Anche Simone Bezzini, assessore alla sanità, ha cercato di tenere a bada le critiche quando incalzato dai giornalisti. "C’è un’enfasi eccessiva. È consuetudine che Arpat e Ars facciano ricerche, analisi, studi sugli aspetti ambientali, connessi alla salute. La Regione Toscana vuole investire sulla connettività, portare avanti il 5G e tutto ciò accompagnato da sistemi di monitoraggio che Arpat e Ars implementeranno nelle prossime settimane, mesi. Credo che ci sia un’enfatizzazione eccessiva".

Normale monitoraggio dunque secondo la Regione Toscana, che non vede nello studio niente di anomalo. La Giunta però nel frattempo si è spaccata sul tema, in primis per l'intervento di Stefano Ciuoffo, assessore regionale al digitale e alla connettività, che sarebbe pronto a chiedere il ritiro della delibera. Appoggio invece da parte del Movimento 5 Stelle, nella persona di Irene Galletti, presidente del gruppo toscano.
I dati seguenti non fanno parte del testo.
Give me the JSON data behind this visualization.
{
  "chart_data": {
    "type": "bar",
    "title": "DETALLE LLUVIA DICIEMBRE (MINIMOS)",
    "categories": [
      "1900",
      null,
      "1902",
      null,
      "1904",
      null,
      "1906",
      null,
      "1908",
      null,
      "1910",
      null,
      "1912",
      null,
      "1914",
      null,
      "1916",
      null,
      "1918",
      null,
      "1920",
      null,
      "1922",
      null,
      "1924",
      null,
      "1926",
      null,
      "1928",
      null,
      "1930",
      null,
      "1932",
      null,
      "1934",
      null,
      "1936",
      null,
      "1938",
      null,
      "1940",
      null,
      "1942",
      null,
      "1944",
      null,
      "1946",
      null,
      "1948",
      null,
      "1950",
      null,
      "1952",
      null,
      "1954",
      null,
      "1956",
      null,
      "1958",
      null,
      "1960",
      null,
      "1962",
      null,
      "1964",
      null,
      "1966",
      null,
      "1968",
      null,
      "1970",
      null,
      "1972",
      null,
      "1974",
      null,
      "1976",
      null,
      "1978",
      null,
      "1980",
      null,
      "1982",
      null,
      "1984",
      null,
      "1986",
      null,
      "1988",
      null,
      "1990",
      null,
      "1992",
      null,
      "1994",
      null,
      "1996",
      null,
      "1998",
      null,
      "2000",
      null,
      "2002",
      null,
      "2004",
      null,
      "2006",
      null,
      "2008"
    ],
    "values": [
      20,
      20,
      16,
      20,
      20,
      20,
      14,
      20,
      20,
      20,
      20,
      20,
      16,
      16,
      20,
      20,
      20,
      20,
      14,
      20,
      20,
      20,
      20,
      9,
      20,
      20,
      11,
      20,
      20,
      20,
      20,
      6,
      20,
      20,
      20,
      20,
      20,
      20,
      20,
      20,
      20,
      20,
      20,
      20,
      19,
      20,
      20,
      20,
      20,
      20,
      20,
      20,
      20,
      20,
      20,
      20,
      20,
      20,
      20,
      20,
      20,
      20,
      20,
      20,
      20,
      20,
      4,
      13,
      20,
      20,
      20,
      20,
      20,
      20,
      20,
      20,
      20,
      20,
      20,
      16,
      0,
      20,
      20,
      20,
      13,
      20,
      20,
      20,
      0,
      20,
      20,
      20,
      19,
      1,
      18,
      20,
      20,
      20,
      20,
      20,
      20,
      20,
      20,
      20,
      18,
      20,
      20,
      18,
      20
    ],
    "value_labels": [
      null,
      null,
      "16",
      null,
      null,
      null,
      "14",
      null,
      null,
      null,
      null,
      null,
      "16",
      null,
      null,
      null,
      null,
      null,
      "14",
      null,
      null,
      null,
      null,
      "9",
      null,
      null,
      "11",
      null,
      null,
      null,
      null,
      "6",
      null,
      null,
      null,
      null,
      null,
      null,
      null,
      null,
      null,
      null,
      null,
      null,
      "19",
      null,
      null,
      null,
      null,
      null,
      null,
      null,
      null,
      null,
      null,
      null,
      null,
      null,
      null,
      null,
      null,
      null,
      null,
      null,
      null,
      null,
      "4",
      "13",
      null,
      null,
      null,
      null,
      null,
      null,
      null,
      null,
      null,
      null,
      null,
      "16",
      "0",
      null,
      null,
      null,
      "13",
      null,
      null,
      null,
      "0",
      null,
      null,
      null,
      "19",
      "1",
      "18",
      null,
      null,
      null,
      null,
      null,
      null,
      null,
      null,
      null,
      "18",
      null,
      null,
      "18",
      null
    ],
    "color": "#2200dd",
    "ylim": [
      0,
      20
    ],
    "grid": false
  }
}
L'antenna dell'interporto a Prato

Alla notizia della delibera, sono tornate a farsi forti le critiche all'installazione dell'antenna. La prima richiesta riguarda la sospensione della messa in funzione dell’antenna posizionata all’Interporto di Gonfienti a Prato accanto alla sede dell’Ufficio delle Dogane ed arriva dall'ufficio stesso attraverso la dirigente Daniela Guiducci.

"La scrivente alla luce della recente delibera del 16 settembre con cui la giunta della Regione Toscana ha ordinato uno studio a tappeto sui rischi da 5G, chiede nella sua qualità di datore di lavoro del menzionato Ufficio che venga al momento inibita la messa in funzione dell’antenna in questione e nel caso la stessa fosse già attiva venga disposta la sospensione del funzionamento", si legge nella lettera scritta per mano della stessa Guiducci.

A contestare vivacemente la delibera, è invece stato il pratese Antonello Giacomelli, commissario Agcom ed è ex sottosegretario alle comunicazioni che nel 2017 avviò proprio la sperimentazione del 5G in cinque città d'Italia tra cui appunto Prato. In una lettera al presidente Eugenio Giani e pubblicata da Il Foglio, Giacomelli ha contestato la decisione citando gli studi effettuati dall'OMS e augurandosi che la regione non diventi "terra promessa di terrapiattisti, no-vax e complottisti di vario genere".

"Spero ancora, te lo confesso, - scrive Giacomelli rivolgendosi a Giani - che un sussulto di saggezza porti al ritiro della delibera. Mi piacerebbe pensare alla mia regione come una delle locomotive che traina il paese con fiducia verso il futuro, scommette sulla innovazione, si pone come riferimento per le iniziative nel settore delle nuove tecnologie".

Giani di risposta ha confermato che lo studio si farà e che la Regione non ha nessun pregiudizio nei confronti di questa tecnologia. La sensazione è di essere solo all'inizio di una lunga querelle con innumerevoli parti coinvolte.